The right-wing Confederation party has enjoyed a recent surge in the polls and has now succeeded in having its Facebook account restored, although it is still being sidelined by much of Poland’s mainstream media.

The Confederation party’s attorney, Michał Wawer, told Onet.pl news outlet that a year ago a Polish court had ordered Facebook to lift its ban on the Confederation’s account pending the resolution of a legal dispute. However, it was very difficult to get Meta, Facebook’s parent company, to actually implement the court’s decision.

At Wednesday’s meeting with Meta, the party finally learned that its profile would be unblocked. The original decision to suspend the Confederation party’s account was taken after it was accused of violating rules with regard to COVID-19 misinformation and hate speech. Confederation as a party opposed lockdowns and the pressure to get vaccinated. 

The party sued Facebook demanding an apology and financial compensation. According to the party, the decision to unblock its account means that honest competition between political parties has been restored, as access to social media is critical in the modern age for parties to be able to communicate with voters. 

Poland’s digital affairs minister, Janusz Cieszyński, expressed satisfaction at the decision and stated that “putting pressure on (the company) made sense,” claiming that the Polish government had successfully intervened in the dispute. 

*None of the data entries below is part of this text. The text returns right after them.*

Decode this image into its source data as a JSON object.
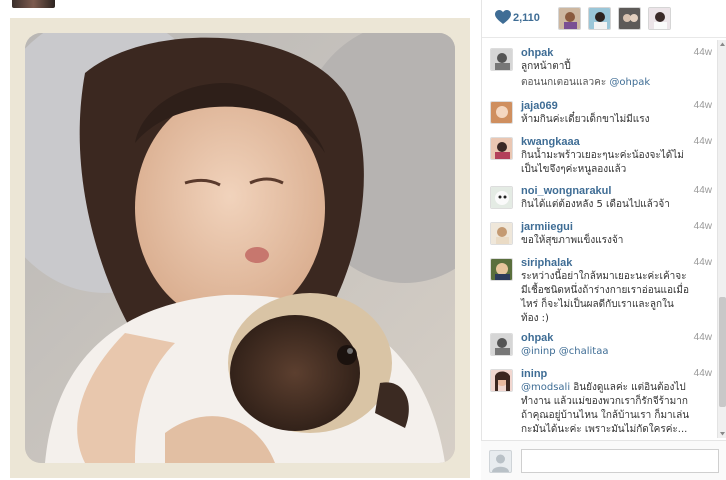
{
  "likes": {
    "count": "2,110"
  },
  "comments_cut": {
    "text": "ตอนนกเตอนแลวคะ ",
    "mention": "@ohpak"
  },
  "comments": [
    {
      "user": "ohpak",
      "time": "44w",
      "text": "ลูกหน้าตาปี้",
      "mention": ""
    },
    {
      "user": "jaja069",
      "time": "44w",
      "text": "ห้ามกินค่ะเดี๋ยวเด็กขาไม่มีแรง",
      "mention": ""
    },
    {
      "user": "kwangkaaa",
      "time": "44w",
      "text": "กินน้ำมะพร้าวเยอะๆนะค่ะน้องจะได้ไม่เป็นไขจึงๆค่ะหนูลองแล้ว",
      "mention": ""
    },
    {
      "user": "noi_wongnarakul",
      "time": "44w",
      "text": "กินได้แต่ต้องหลัง 5 เดือนไปแล้วจ้า",
      "mention": ""
    },
    {
      "user": "jarmiiegui",
      "time": "44w",
      "text": "ขอให้สุขภาพแข็งแรงจ้า",
      "mention": ""
    },
    {
      "user": "siriphalak",
      "time": "44w",
      "text": "ระหว่างนี้อย่าใกล้หมาเยอะนะค่ะเค้าจะมีเชื้อชนิดหนึ่งถ้าร่างกายเราอ่อนแอเมื่อไหร่ ก็จะไม่เป็นผลดีกับเราและลูกในท้อง :)",
      "mention": ""
    },
    {
      "user": "ohpak",
      "time": "44w",
      "text": "",
      "mention": "@ininp @chalitaa"
    },
    {
      "user": "ininp",
      "time": "44w",
      "text": " อินยังดูแลค่ะ แต่อินต้องไปทำงาน แล้วแม่ของพวกเราก็รักจีร้ามาก ถ้าคุณอยู่บ้านไหน ใกล้บ้านเรา ก็มาเล่นกะมันได้นะค่ะ เพราะมันไม่กัดใครค่ะ...",
      "mention": "@modsali"
    }
  ],
  "comment_input": {
    "value": ""
  }
}
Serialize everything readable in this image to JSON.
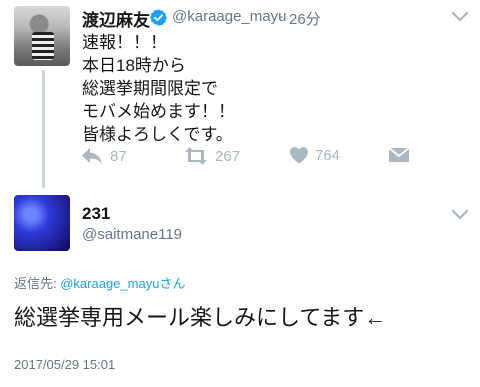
{
  "parent_tweet": {
    "display_name": "渡辺麻友",
    "handle": "@karaage_mayu",
    "time": "26分",
    "separator": "·",
    "verified": true,
    "text_lines": [
      "速報！！！",
      "本日18時から",
      "総選挙期間限定で",
      "モバメ始めます！！",
      "皆様よろしくです。"
    ],
    "actions": {
      "reply_count": "87",
      "retweet_count": "267",
      "like_count": "764",
      "icons": [
        "reply-icon",
        "retweet-icon",
        "like-icon",
        "direct-message-icon"
      ]
    }
  },
  "reply_tweet": {
    "display_name": "231",
    "handle": "@saitmane119",
    "reply_prefix": "返信先: ",
    "reply_mention": "@karaage_mayu",
    "reply_suffix": "さん",
    "text": "総選挙専用メール楽しみにしてます←",
    "timestamp": "2017/05/29 15:01"
  },
  "colors": {
    "verified_blue": "#1da1f2",
    "muted": "#aab8c2",
    "secondary_text": "#657786",
    "mention": "#1da1f2"
  }
}
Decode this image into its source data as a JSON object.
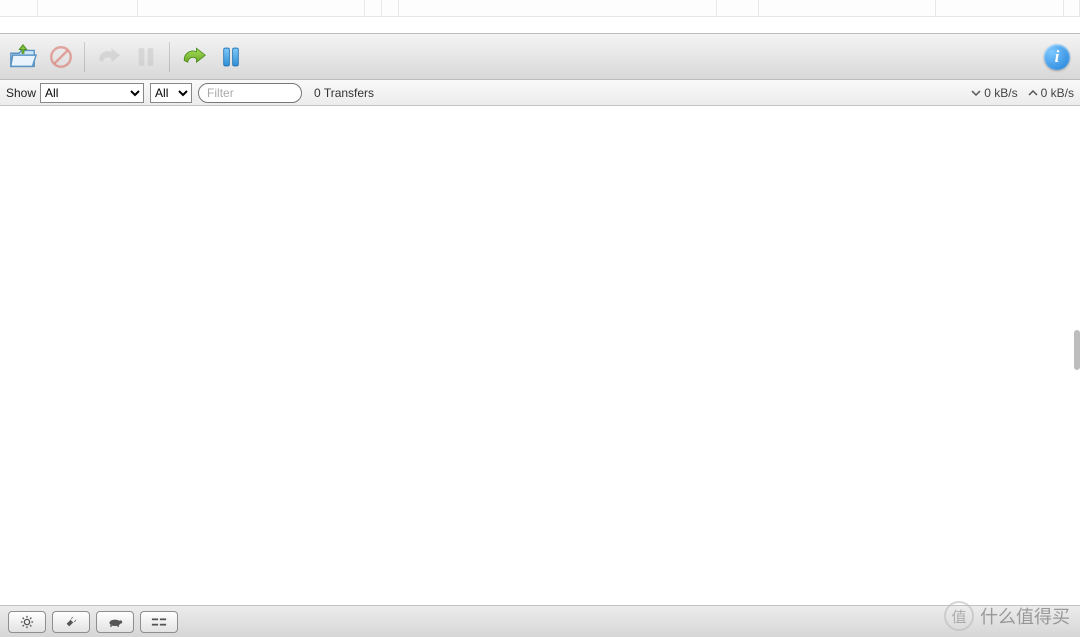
{
  "top_tabs_widths": [
    38,
    100,
    227,
    17,
    17,
    318,
    42,
    177,
    128,
    16
  ],
  "toolbar": {
    "icons": {
      "open": "open-folder-icon",
      "remove": "remove-circle-icon",
      "resume_one": "resume-arrow-icon",
      "pause_one": "pause-icon",
      "resume_all": "resume-all-arrow-icon",
      "pause_all": "pause-all-icon",
      "info": "info-icon"
    }
  },
  "filterbar": {
    "show_label": "Show",
    "dropdown1_selected": "All",
    "dropdown2_selected": "All",
    "filter_placeholder": "Filter",
    "transfers_text": "0 Transfers",
    "down_rate": "0 kB/s",
    "up_rate": "0 kB/s"
  },
  "bottombar": {
    "buttons": [
      "gear-icon",
      "wrench-icon",
      "turtle-icon",
      "ratio-icon"
    ]
  },
  "watermark": {
    "badge": "值",
    "text": "什么值得买"
  },
  "colors": {
    "green": "#86c13f",
    "blue": "#3ea2e5",
    "grey": "#c7c7c7",
    "red": "#d96b5f"
  }
}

Confederation, however, is skeptical whether such an intervention actually took place. They pointed to the fact that Poland’s public broadcaster, TVP, known to be controlled by the ruling conservatives, has excluded Confederation for years. 

Meanwhile, Poland’s alternative party of the right has been doing well in recent opinion polls.

According to the latest survey by IBRiS pollster taken after the liberal opposition’s mass march and rally on June 4, the party has more than 12 percent of the vote. Since neither the liberal opposition nor the ruling conservatives have enough support to have a majority in the future parliament, this would mean that Confederation would hold the balance of power after this autumn’s general election.